I currently use a 13" Mid 2011 MacBook Air, and the thing I dislike most about it is that it can get very hot. I'm particularly physically sensitive to the heat for some reason, and at its hottest it makes me uncomfortable even to just sit at a desk with my hands on it.
Anyway, I'm in the market for a new laptop, and I'm considering the current 13" Retina MacBook Pro and 13" MacBook Air. I'm wondering: Which one runs hotter? (Under light use? Under heavy use? At max heat?)
Solution 1:
This question seems a bit reversed. All Apple products are designed to let the CPU hit 90°C before the CPU is throttled. So all of them, when given an unlimited workload hit the same design temperature.

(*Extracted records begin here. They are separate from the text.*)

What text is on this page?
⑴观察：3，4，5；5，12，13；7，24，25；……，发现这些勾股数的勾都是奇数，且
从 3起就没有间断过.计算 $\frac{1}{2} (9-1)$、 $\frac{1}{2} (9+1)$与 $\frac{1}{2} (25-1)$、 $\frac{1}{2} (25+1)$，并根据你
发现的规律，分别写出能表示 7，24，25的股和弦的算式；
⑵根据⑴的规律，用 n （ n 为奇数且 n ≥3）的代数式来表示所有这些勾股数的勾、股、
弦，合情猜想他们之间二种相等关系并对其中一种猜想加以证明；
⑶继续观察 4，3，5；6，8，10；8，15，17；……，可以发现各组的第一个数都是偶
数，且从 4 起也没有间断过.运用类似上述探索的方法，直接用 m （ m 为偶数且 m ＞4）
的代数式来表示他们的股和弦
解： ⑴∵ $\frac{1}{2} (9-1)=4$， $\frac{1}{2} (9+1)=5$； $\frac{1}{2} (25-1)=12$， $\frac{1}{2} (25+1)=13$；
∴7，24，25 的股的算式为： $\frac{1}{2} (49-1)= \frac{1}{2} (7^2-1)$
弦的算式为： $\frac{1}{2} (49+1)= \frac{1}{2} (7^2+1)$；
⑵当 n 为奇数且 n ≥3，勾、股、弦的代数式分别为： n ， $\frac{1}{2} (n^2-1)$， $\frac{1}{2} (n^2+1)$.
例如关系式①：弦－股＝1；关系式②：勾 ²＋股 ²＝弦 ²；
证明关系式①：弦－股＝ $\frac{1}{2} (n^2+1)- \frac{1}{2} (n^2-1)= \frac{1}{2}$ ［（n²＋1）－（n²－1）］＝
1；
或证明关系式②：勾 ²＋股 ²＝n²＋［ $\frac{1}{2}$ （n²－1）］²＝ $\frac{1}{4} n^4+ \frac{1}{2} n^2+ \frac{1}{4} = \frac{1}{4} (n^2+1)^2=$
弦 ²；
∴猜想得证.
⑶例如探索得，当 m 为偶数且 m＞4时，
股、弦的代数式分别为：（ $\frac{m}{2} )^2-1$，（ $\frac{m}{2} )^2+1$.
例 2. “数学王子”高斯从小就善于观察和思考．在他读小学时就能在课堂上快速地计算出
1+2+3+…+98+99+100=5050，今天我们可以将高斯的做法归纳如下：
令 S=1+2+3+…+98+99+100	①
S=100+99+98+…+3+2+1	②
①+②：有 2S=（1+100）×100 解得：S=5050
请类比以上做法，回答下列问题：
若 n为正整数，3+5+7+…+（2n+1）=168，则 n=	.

What does change is the workload required to saturate the CPU of a MacBook is lower than what will saturate a MacBook Pro. You could just go on the wattage of the CPU to pick a model that doesn't put out so much heat if that's really your main concern. I find most people buy today based on screen size, port counts since ram and CPU and storage are the same for just about all the portable computers.
Alternatively, adapting to use an iPad Pro would be a good choice if you really want efficiency and limited heat buildup.
Here are some references for TDP - thermal design power - that translates directly into how hot a processor will run. For MacBook - this correlates pretty directly to how hot the case, machine runs and also how much power it takes to run (battery drain times).
- http://ark.intel.com/products/88199/Intel-Core-m7-6Y75-Processor-4M-Cache-up-to-3_10-GHz
- https://www.apple.com/macbook/specs/
- https://en.wikipedia.org/wiki/List_of_CPU_power_dissipation_figures
- http://www.apple.com/macbook-pro/specs/
- http://ark.intel.com/products/97122/Intel-Core-i7-7700T-Processor-8M-Cache-up-to-3_80-GHz
MacBook is 4 W (burst to 8W) for the most power hungry MacBook in early 2017.
MacBook Pro is 35 W (burst probably another 15 W for GPU) for the most power hungry MacBook Pro 15" with GPU in early 2017.
2016 and older models will run many more watts so check carefully if you aren't buying models that are current in March 2017.
Solution 2:
It all depends on your usage (the load).
For normal uses (the CPU newer runs at 100% for long times) the MacBook Air would be the colder solution.
The MacBook Pro is the more power hungry machine (retina display) and could run hotter.
One way to see this is in the Battery life. MacBook Air can go up to 10 hours on a single load.
Your MBA might need a SMC reset to make sure the Fan control is working correctly.